Sweet and Sour Yellow River Carp
Crispy outside, tender inside, sweet and sour with a bright red glaze. A classic Lu cuisine dish featuring fresh Yellow River carp deep-fried to golden perfection and coated with tangy sauce.
Ingredients
16 items- Yellow River carp 1 (about 750g)
- all-purpose flour 50g
- cornstarch 50g
- egg 1
- ketchup 3 tbsp
- white sugar 4 tbsp
- rice vinegar 3 tbsp
- light soy sauce 1 tbsp
- cooking wine 2 tbsp
- ginger 3 slices
- green onion 1 stalk
- garlic 3 cloves
- salt 1 tsp
- white pepper a pinch
- water starch 2 tbsp
- cooking oil enough (about 500ml)
Nutrition
Steps (8 steps)
Scale and gut the carp, rinse and pat dry. Score both sides at 2cm intervals, rub with 1 tsp salt and 1 tbsp cooking wine. Marinate for 15 minutes to remove fishiness.
In a bowl, mix 50g flour, 50g cornstarch, 1 beaten egg and enough water to create a smooth, drippable batter.
Place the marinated fish into the batter, ensuring it is evenly coated on both sides and inside the cuts.
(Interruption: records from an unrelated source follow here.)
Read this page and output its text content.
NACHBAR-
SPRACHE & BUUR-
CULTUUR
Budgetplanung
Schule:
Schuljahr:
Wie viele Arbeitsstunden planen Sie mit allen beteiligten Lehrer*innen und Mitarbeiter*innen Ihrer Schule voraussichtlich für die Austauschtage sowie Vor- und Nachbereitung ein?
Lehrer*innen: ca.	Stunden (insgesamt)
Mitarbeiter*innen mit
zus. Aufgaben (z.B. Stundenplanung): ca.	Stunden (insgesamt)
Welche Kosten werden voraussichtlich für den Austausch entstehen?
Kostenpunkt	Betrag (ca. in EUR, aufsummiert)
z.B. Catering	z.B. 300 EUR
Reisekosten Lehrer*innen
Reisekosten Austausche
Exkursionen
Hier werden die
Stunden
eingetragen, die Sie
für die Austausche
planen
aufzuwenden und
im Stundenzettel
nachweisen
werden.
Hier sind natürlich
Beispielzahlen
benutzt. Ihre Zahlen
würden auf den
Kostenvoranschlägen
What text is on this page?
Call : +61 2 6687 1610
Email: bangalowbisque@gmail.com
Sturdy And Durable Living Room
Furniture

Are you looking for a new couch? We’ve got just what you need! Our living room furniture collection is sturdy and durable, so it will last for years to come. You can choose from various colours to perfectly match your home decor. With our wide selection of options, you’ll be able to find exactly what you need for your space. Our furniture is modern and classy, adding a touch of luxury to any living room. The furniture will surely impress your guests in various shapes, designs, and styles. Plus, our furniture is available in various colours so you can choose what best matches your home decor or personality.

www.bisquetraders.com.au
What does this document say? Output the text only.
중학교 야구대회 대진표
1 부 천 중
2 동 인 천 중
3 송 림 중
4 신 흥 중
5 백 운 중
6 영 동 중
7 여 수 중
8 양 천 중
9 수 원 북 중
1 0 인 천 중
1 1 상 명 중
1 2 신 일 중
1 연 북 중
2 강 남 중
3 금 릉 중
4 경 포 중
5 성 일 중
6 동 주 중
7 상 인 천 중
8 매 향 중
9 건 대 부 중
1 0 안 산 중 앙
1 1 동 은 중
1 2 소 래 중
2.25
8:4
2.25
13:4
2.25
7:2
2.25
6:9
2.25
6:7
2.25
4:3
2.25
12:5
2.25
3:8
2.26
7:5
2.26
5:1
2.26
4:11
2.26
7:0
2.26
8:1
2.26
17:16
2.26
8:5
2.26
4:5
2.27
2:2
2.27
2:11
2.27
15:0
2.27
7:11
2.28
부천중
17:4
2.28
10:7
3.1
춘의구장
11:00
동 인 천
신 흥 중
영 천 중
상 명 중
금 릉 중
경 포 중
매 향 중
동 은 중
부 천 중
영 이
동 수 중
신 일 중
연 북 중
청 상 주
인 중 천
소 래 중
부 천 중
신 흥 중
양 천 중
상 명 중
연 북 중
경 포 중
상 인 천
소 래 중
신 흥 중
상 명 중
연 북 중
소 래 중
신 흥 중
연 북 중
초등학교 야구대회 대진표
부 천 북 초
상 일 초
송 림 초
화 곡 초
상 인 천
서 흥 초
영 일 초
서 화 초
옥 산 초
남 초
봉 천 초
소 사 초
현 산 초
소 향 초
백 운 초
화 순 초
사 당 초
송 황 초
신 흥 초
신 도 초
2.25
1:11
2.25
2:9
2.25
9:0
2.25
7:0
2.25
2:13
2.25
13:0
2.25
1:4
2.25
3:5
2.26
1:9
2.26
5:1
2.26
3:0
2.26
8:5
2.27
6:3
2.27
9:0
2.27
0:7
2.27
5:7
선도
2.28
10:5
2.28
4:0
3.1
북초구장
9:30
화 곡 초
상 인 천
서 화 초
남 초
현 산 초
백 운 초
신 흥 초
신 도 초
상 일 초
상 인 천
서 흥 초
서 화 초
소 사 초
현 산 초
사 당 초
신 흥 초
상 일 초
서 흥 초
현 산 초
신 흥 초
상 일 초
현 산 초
Heat oil in a wok to 180°C (350°F). Holding the tail, first fry the head for 10 seconds, then lower the entire fish. Fry over medium heat for about 5 minutes until golden.
Remove the fish, increase heat to 200°C (400°F), and return the fish for a second fry of 30 seconds until the skin is very crispy. Drain and plate.
In a small bowl, combine 3 tbsp ketchup, 4 tbsp sugar, 3 tbsp rice vinegar, 1 tbsp soy sauce, 2 tbsp water starch and 3 tbsp water. Stir well.
Leave a little oil in the wok, stir-fry ginger, scallion and garlic over medium heat for 10 seconds. Pour in the sauce, reduce heat and simmer, stirring until thick and bubbling.
Pour the hot sauce evenly over the fried fish. Garnish with chopped green onions or cilantro. Serve immediately.
Tips
For ultimate crispness, ensure the first fry cooks the fish through and the second fry at higher temperature creates a crunchy crust. Adjust sweet and sour balance by altering sugar and vinegar to taste.